If you’re already deep into a paving project, it can be tempting to skimp on what you might consider ‘extras’, such as edging. Sure, edging pavers makes them look neat and attractive, but is paver edging really a necessity, or is it just something you can leave out if money, time or space are tight? Well, as it turns out, paver edging is a vital part of your paving project. Here’s why you shouldn’t leave it out.
Paving is a system
A paving project looks like it is composed of a number of individual elements, but each paver is part of a system that supports and holds the pavers together. The paving ‘system’ is comprised of:
- The pavers
- The base
- Bedding sand
- Joint sand
Each part of the system is necessary, and the whole interlocking system is designed to function effectively only if every part of the system is doing its job. The base, sand products and edging provide necessary support to the pavers, and help preserve the lock-in effect that prevents pavers from moving. Edging is designed to hold the paver system together by maintaining a solid and immovable pavement surface. It’s really the edging, rather than the pavers themselves, that ensure that the paved surface provides solid and secure footing.

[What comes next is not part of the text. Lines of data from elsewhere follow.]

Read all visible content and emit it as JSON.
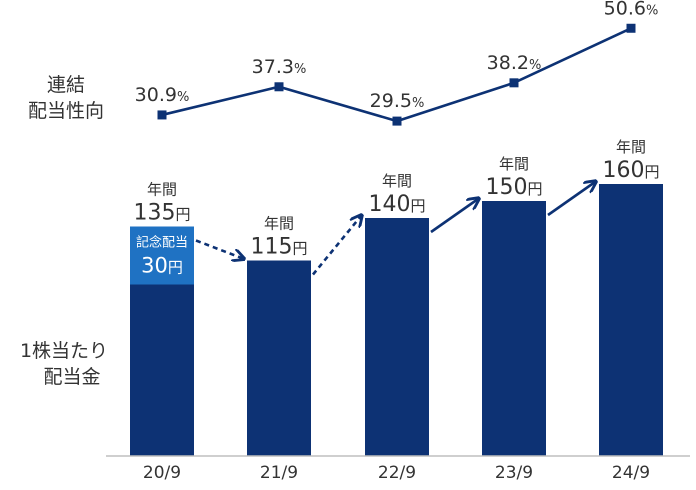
{
  "chart_data": {
    "type": "bar",
    "categories": [
      "20/9",
      "21/9",
      "22/9",
      "23/9",
      "24/9"
    ],
    "series": [
      {
        "name": "1株当たり配当金",
        "values": [
          135,
          115,
          140,
          150,
          160
        ],
        "unit": "円",
        "label_prefix": "年間",
        "color": "#0d3274"
      },
      {
        "name": "連結配当性向",
        "type": "line",
        "values": [
          30.9,
          37.3,
          29.5,
          38.2,
          50.6
        ],
        "unit": "%",
        "color": "#0d3274"
      }
    ],
    "commemorative": {
      "category": "20/9",
      "label": "記念配当",
      "value": 30,
      "unit": "円",
      "color": "#1f72c3"
    },
    "axis_title_line": [
      "連結",
      "配当性向"
    ],
    "axis_title_bar": [
      "1株当たり",
      "配当金"
    ],
    "legend": "left",
    "grid": false
  }
}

Why paver edging is necessary
Without edging, pavers can be prone to movement and spreading caused by the effect of foot or vehicle traffic on the surface. Over time, unrestrained pavers will slowly creep out of their allotted space and into the surrounding area, thereby destroying the integrity of the paving. Without edging, pavers can spread, sink, lift or shift out of place. And clearly, this is not ideal. Paver edging locks the pavers in place, allowing them to stay secure and safe over a long period of time.
What happens when you don’t install paver edging?
Edging is a crucial part of the paver installation process, and is one of the most important aspects in creating a long-lasting paved surface. This is because moving pavers can cause:
- Gaps in the pavement that look unsightly and unprofessional
- A tripping hazard
- Spaces for weeds and moss to take hold and grow
- The degeneration of the paved area if left unchecked over a long period of time
If you allow pavers to move around for too long, the damage can become extensive. Not only will your paved area not look or perform as you expected, it will also be expensive to repair, or completely re-pave.
Properly install your paver edging
All these problems can occur even after you’ve installed edging – if you fail to install it properly. Poorly-installed edging can fail, leaving you with shifting and unstable pavers. Make sure you follow instructions to the letter, or get professional help to install your pavers and edging properly. You can find an in-depth look at how to install pavers and edging correctly here.
Keep in mind that edging needs to be installed around all perimeters of the paved surface, unless the paving will be in contact with a solid surface already in place, such as a wall or driveway edge.
Correctly installed paver edging will help your paved area stay in good, attractive and usable condition for much longer. Paver edging is very important and needs to be done properly. Don’t skimp on edging your pavers, as it will only lead to problems. A little bit of time, effort and expense at the start will prevent a lot more time, effort and expense being wasted in the long run.